Anyway, I tried taking out all of these little wires except for the
power switch. Still a no-go. Upon flipping the ATX power switch, the
whole system turns ON, which is unusual, because previously this
computer required the switch on the front to be pressed before it
actually turned ON. Could this be the cause of the problem - and anyone
know how to fix it? Thanks in advance for the help.

By disconnecting all the drives and front-panel LEDs/switches, I can now
get the computer to stay on indefintely, so I suppose whatever was
causing the short is now fixed. However, I'm having a different
problem: it doesn't ever send anything to the monitor. I guess I'll
have to plug the speaker in to see if it POSTs.
 
Cyde said:
Ehh, what are metal stand offs and these circuit pads you speak of?

Just how did you mount the motherboard into the case?

The metal stand-offs are hexagonal metal pieces about 1/4' long, with a
threaded stud at one end which screws into MB mounting holes on the
case back-plane. The other end is threaded to accept a mounting screw.

On the back of the MB there are metal "pads" (exposed circuit board trace),
designed to be placed on the stand-off with a mounting screw through the
board. This grounds the MB only where it should be grounded to the case.
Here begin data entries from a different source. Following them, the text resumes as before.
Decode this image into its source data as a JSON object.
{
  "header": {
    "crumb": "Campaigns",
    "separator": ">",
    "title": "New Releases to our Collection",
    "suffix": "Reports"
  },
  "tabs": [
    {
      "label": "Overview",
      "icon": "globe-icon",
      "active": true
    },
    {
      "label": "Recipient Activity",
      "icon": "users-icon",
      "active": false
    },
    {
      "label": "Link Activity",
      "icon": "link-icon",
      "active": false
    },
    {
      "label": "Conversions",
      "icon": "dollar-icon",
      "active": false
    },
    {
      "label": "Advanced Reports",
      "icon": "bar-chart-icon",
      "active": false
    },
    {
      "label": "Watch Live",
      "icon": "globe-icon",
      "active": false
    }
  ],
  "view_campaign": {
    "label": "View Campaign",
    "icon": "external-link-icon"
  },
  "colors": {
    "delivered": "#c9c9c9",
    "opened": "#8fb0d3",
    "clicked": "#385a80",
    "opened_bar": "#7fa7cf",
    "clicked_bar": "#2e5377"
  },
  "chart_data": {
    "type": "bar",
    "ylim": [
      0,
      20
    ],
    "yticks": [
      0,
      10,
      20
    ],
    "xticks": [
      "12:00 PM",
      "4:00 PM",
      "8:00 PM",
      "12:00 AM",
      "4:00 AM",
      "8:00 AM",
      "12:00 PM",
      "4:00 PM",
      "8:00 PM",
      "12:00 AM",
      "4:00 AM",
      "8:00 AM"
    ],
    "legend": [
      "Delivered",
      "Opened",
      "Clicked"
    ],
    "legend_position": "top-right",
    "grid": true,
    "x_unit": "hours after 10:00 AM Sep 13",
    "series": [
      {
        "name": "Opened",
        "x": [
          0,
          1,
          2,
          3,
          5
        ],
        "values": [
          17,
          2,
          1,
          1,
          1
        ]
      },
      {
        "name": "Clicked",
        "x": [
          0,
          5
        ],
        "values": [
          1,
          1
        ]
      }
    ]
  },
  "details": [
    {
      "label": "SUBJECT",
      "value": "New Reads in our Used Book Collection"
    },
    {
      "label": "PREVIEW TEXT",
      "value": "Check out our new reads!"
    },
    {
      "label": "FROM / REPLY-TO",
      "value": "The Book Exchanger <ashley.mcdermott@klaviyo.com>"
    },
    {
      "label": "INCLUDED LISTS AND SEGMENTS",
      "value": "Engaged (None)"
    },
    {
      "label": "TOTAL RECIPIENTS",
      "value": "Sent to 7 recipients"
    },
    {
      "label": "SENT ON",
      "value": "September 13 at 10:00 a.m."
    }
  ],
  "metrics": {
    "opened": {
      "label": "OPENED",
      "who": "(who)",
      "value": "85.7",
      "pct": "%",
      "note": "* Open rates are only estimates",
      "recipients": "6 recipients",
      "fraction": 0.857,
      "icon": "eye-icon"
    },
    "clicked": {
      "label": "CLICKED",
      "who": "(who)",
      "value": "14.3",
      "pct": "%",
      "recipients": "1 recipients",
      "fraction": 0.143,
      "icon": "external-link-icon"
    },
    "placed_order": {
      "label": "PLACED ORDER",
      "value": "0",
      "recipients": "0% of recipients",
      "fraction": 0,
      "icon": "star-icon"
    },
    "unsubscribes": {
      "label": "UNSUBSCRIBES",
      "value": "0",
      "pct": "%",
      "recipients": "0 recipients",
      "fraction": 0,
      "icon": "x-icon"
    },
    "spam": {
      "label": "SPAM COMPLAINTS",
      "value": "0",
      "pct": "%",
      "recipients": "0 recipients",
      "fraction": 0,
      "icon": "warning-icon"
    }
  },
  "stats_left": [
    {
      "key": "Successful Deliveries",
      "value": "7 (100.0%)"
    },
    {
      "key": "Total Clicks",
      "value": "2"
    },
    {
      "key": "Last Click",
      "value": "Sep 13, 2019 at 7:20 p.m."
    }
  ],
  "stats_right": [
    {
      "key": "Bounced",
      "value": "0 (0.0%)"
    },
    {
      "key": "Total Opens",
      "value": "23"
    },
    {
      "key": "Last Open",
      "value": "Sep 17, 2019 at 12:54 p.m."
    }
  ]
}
I've seen systems with only the little plastic stand-offs thru holes in the
MB and into slots in the back plane. This doesn't ground the MB, but
is much better than grounding it where it's not supposed to be grounded!

I've even seen systems with the MB screwed directly to the backplane!
A few even worked!!

The black wires from the power supply are ground wires, but at high frequencies
a better ground is needed, hence the mounting "pads" and the metal stand-offs.

If you had no metal mounting hardware, you'll have to look elsewhere for
a possible short to the case in the wrong place. Are there metal mounting
screws that hold the board in place?